The next tool was the Aarne Thompson Uther Index, a catalogue of more than 2,000 international “tale types” collected since the early 20th century from more than 200 societies around the world.
The researchers looked at the category “Tales of magic”, the largest and most widely shared group of stories, which includes many of the classic fairy tales, including Beauty and the Beast and The Smith and the Devil.
“We looked at whether the sharing of folktales across populations in Eurasia was predicted by how closely related their languages are, or whether it was predicted simply by how close in space populations are to one another, whether they are geographic neighbours,” says Dr Tehrani.
The researchers found that of the 275 shared tales originally selected, there was a core group of 76 that were “better explained by the relationships among languages than by geographic relationships, which suggests that they are part of common inheritance rather than the products of trade and exchanges with neighbouring groups”. Of these, 50 were found to have been present in the last common ancestor of one or more major Indo-European language subfamilies, and 19 could be traced back to “even earlier ancestral populations”.
But only one story, The Smith and the Devil, classified as ATU 330 in the Aarne Thompson Uther Index, could be traced back all the way to the source language – Proto-Indo European.
And the theme of the story, Dr Tehrani says, “has interesting implications for our understanding of where the Indo-European language family comes from”.
“The fact that this population had a story that was about a smith and metallurgy means it’s not very plausible that the language originated in Neolithic times, because that would have been before the invention of metallurgy,” he says.
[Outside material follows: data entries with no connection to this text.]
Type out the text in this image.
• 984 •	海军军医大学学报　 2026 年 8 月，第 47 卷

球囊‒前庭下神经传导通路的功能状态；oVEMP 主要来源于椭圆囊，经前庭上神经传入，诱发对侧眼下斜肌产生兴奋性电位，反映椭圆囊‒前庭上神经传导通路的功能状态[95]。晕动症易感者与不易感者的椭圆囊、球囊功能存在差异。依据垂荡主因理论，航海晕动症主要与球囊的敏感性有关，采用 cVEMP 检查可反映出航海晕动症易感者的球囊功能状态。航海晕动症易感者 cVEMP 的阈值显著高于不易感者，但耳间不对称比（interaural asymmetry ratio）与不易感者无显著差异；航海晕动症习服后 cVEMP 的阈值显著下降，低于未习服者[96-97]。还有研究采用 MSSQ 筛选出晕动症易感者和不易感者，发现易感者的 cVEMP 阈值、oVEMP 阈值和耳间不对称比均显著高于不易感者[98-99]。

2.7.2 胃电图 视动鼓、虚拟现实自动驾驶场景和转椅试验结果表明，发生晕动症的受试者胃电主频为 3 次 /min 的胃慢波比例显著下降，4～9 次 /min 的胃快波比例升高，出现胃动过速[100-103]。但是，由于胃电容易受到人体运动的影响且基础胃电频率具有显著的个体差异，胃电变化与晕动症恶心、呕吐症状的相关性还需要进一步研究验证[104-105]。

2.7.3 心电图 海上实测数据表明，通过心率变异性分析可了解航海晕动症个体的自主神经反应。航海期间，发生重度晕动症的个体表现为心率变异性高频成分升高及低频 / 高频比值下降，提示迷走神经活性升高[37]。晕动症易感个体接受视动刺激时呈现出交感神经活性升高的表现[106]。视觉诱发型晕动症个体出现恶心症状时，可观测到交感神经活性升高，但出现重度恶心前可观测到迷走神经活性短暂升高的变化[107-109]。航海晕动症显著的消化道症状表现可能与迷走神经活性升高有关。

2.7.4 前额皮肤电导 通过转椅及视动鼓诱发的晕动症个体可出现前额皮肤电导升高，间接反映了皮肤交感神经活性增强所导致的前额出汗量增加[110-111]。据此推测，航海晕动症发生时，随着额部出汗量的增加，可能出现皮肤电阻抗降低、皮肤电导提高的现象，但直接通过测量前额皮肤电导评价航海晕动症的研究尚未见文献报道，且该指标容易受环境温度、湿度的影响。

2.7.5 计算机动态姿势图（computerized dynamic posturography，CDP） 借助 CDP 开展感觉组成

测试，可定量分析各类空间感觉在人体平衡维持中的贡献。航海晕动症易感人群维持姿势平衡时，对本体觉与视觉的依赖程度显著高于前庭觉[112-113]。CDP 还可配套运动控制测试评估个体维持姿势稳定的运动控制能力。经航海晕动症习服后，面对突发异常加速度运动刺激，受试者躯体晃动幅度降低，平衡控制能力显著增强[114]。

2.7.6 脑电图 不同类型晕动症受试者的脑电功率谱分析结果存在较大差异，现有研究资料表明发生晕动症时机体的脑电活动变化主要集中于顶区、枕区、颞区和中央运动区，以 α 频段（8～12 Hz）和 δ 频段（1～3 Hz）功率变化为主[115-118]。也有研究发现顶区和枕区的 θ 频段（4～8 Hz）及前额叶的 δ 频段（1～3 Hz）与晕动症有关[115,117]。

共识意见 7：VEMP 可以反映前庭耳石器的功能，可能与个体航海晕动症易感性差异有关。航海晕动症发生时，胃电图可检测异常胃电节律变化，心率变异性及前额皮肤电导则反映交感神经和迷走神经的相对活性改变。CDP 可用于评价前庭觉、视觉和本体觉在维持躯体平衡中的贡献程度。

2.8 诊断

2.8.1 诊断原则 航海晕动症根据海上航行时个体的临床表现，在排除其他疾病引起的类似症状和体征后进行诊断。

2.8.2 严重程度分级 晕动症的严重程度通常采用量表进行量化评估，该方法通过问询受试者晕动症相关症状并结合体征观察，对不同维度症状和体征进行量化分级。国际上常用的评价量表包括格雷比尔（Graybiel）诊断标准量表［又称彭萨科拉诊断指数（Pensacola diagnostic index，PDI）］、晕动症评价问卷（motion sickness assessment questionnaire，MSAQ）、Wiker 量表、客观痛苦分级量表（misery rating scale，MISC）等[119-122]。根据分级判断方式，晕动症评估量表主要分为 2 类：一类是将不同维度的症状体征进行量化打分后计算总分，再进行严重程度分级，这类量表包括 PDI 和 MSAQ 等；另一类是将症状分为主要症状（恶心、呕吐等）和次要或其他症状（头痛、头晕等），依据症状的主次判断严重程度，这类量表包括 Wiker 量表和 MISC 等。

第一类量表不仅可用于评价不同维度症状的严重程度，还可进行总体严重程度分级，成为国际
On the other hand, “metallurgy was the foundation of Bronze Age civilisation”.
Fairy tales, Dr Tehrani says, are a useful tool for cultural archaeologists because they are “reflections of the societies and the concerns of their tellers and give us insight into human fears and fantasies”. He adds: “Many contain clear moral lessons, some of which have clearly stood the test of time, and get transmitted across generations and have remained of enduring relevance despite all the massive changes that have happened in society and culture.”
And we are regenerating fairy tales today, Dr Tehrani says, that will echo far into the future, bearing the hallmarks of our own technological progress and the imprint of our fears and concerns. Look no further than the latest Star Wars film, The Force Awakens.
“[Star Wars] is just a fairy tale. One of the criticisms of the new film is that it is recycling all the original material from the 70s and 80s. But that’s the point, that’s what fairy tales do. You take familiar motifs, invert them and recombine them and then you’ve got yourself a new story, but one that echoes the stories we’ve heard before,” Dr Tehrani says. “That’s what all fairy tales do and Star Wars is a perfect example.”